Members of the TransC.A.R.E. (Community, Autonomy, Resiliency, and Empowerment) and Men Living With HIV support groups also put out calls for new members. Veterans of the “Still We Rise” women’s poetry group shared readings of poems they completed in the program.
The showcase also found time for joy and levity between its more serious moments, with the still-unnamed senior chorus performing lively renditions of the Temptations’ “The Way You Do the Things You Do” and the Beatles’ “Twist and Shout.” Students of instructor E. Talley’s R&B Line Dancing class also performed a number, and Lauren Peterson’s beginners tap class showed off a low-impact, seated version of their routine.
Senior Services staff got their own recognition toward the end of the event, with activities coordinator Kimberly Rhodes shouting out the staff’s efforts as Senior Services transitions back to in-person programming. “They put in hours and hours of work,” she said. “We appreciate you and we see you.” The crowd, made up of clients and residents who have had few chances to gather since the start of the pandemic, cheered and applauded in response.

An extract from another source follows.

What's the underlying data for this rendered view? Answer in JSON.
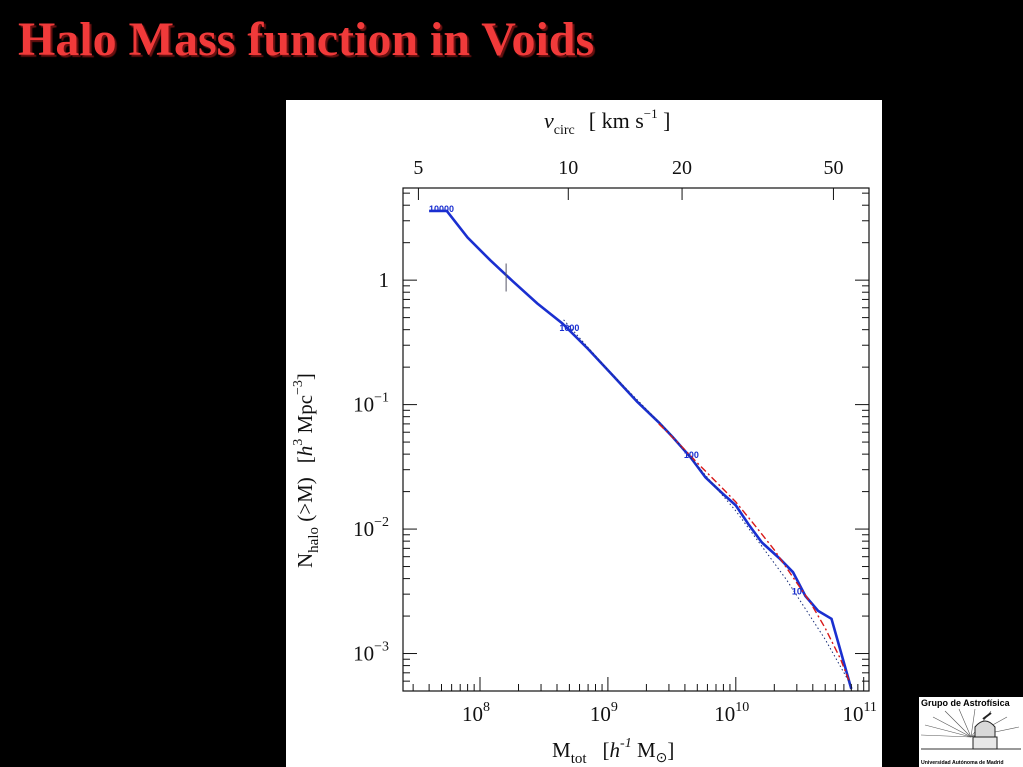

“It’s been great to see people coming back in person,” said McFadden. “The folks who have come back have been really eager and excited to have these opportunities to reconnect with their friends—or to meet new friends who they’ve been on Zoom with for two years and never actually met in person. Some of them have been deeply connected and supporting each other through the COVID-19 pandemic but hadn’t ever actually met in person until now.”